In addition to the abovementioned white matter tracts and circuits, multiple other tracts were associated with singing accuracy in the present study. This most likely reflects the complexity of singing production versus simple phonation used in many previous studies on auditory error detection. One of the pronounced neural circuits involved in singing accuracy, especially the rhythm accuracy, was the motor network, including striatocortical projection pathways and cerebellum. Both basal ganglia and the cerebellum are involved in music processing, especially in the processing of rhythm.76, 77 A recent study demonstrated that internalized rhythms are maintained as periodic neuronal activity within the cerebellum and striatum, preferring sensory and motor representations, respectively.77 Cerebellar degeneration has also been shown to inhibit the propensity to covertly adapt to other people's speech rate and rhythm.78 Furthermore, the cerebellum and basal ganglia contribute to efficient decoding of and response to vocal emotions.79 According to animal studies, the cerebellum also influences vocal timing, and the neural circuit interconnecting the cerebellum and basal ganglia contributes to vocal learning.80 For these reasons, the cerebellar tracts were most significantly associated with cued rhythm production accuracy, where matching one's vocal performance to a model is required.
Overall, while certain aspects of singing may show lateralization to one hemisphere or the other, singing is a complex behavior that likely involves the coordinated activity of both hemispheres of the brain. But is one more critical than the other? Yes, our previous evidence suggests that the left hemisphere is critical to singing words.20, 21 However, based on the present findings, the picture is less clear regarding the lateralization of rhythmic‐acoustic production accuracy during singing. The present findings link a widespread structural network with singing accuracy, including both left and right dual stream systems and callosal fibers. Still, aphasia was associated with poorer singing accuracy compared to healthy matched controls, but the production of lyrics and musical features of singing were dissociated. This reflects the fact that lesions that give rise to aphasia are located within the network involved in controlling singing accuracy, as they induce perturbations to singing performance. But are the lesions overlapping with the critical hubs, brain regions crucial for enabling neuronal signaling and communication,81 for singing accuracy? Previous case studies have reported that right temporal stroke severely impairs pitch reproduction abilities in professional musicians.24, 82 Moreover, while the network involved in music perception is widespread, comprising both hemispheres,83, 84, 85 yet focal spatially distributed lesions disrupting music processing map to a common brain network that centers on the right superior temporal cortex.86 Taken together, this evidence suggests that the critical hubs for singing accuracy could also be located in the right hemisphere. Yet, lesions giving rise to aphasia are located within this network, albeit it is centered on the right hemisphere, hypothetically inducing functional and structural perturbations and the observed impaired singing accuracy. This explanation would also help us to understand the widespread structural findings and the disparate behavioral correlations of singing accuracy in the present study. Future studies utilizing multimodal neuroimaging data comparing the left and right hemisphere–damaged patients are necessary to provide more fine‐grained evidence regarding singing accuracy and to tease apart its crucial substrates.

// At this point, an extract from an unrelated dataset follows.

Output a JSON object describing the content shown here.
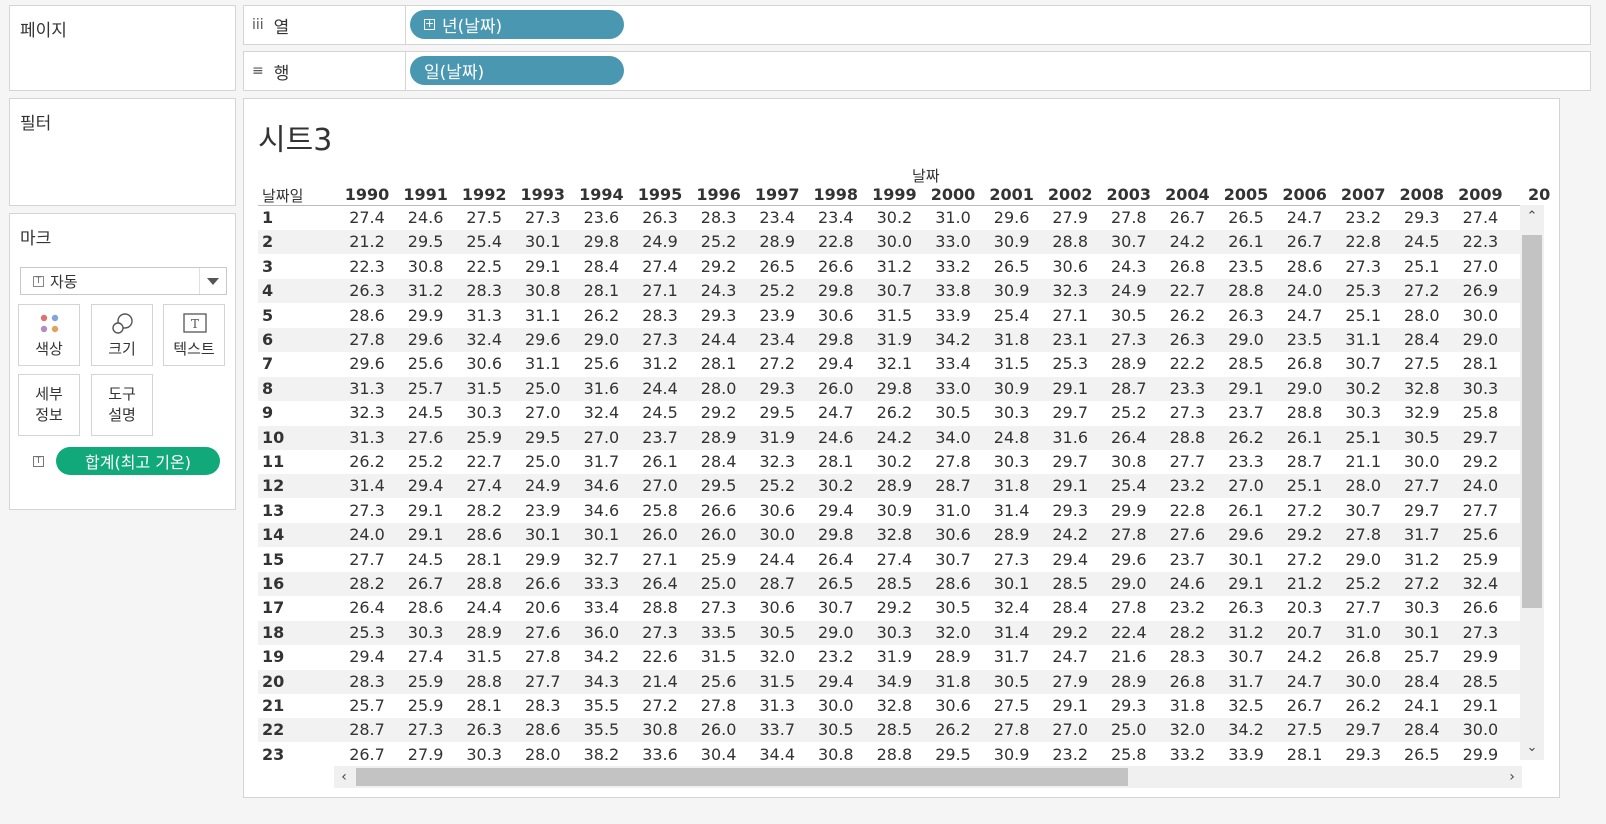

There are several limitations in the present study to be considered when interpreting the results. First, the singing accuracy assessment was based on participants singing a well‐known song. This was done to achieve a reliable measure of preserved singing skills in individuals with aphasia, as this approach circumvents the need for reading lyrics, which is often impaired in aphasia, and minimizes the influence of working memory. This allowed us to concentrate on the act of singing production, which was the primary focus of our study. However, whether the neural architectures involved in accurate singing, both linguistically and musically, of novel songs in aphasia completely overlap or extend beyond the observed neural patterns to include learning‐related remains to be explored by future research. Second, the present study utilized acoustic analyses of pitch, melodic contour, and rhythm accuracies during singing with lyrics. Whether the same neural structures support singing without lyrics, utilizing, for example, a singular syllable or humming, remains to be determined. Third, while the present study pinpoints the neural circuits involved in accurate singing, the present singing assessment prevents us from dissecting the contributions of different white matter pathways on the auditory feedback processes during singing. This would require an experimental design similar to studies evaluating vocal production under pitch‐shifted altered auditory feedback mapping the auditory neural responses.54 However, based on the present findings and previous evidence, a similar network most likely subserves auditory feedback mapping during all vocal production. Finally, the present study did not assess singing accuracy in aphasic patients separately across different levels of aphasia severity and lesion size or across time; larger studies with more extensive samples, including also more severe cases, and follow‐up assessments are warranted. From the clinical perspective (and given the observed correlation between singing accuracy and connected spoken language production efficacy), the potential predictive value of damage/preservation of the singing production network for the efficacy of singing‐based rehabilitation in aphasia still needs to be explored.
CONCLUSION
Our results suggest that the left hemisphere–dominant dual stream system is involved in singing accuracy, as evidenced by individuals with aphasia demonstrating lower singing accuracy compared to matched healthy controls and singing accuracy being primarily linked to the connected spoken language production efficacy. Furthermore, the neural circuitry underlying singing accuracy is widespread, including both left and right dual stream systems and callosal fibers necessitating the processing and feedback control of acoustic‐rhythmic information, further syntactic integration of lyrical information, and finally combining the abstract representations and sensorimotor information to be integrated with these representations. Furthermore, cingulum and various associative and projection pathways, including motor‐related circuits, are implicated in singing accuracy. These findings link singing accuracy with other vocal production abilities behaviorally and neurally, which, an evolutionary perspective, support theories of the parallel development of speech and singing, complying with a conservation principle that the mammalian brain optimally develops using minimum expenditure of wiring costs and optimal conductivity speed.87
AUTHOR CONTRIBUTIONS
Anni Pitkäniemi, Teppo Särkämö, Sini‐Tuuli Siponkoski, Noelia Martinez‐Molina, Alicia Lucendo‐Noriega, Nella Moisseinen, Sari Laitinen, Essi‐Reetta Särkämö, Martin Hartmann, Petri Toiviainen, and Aleksi J. Sihvonen designed this study and wrote the paper. Anni Pitkäniemi and Sini‐Tuuli Siponkoski performed assessments. Anni Pitkäniemi, Teppo Särkämö, Noelia Martinez‐Molina, Alicia Lucendo Noriega, and Aleksi J. Sihvonen analyzed the data.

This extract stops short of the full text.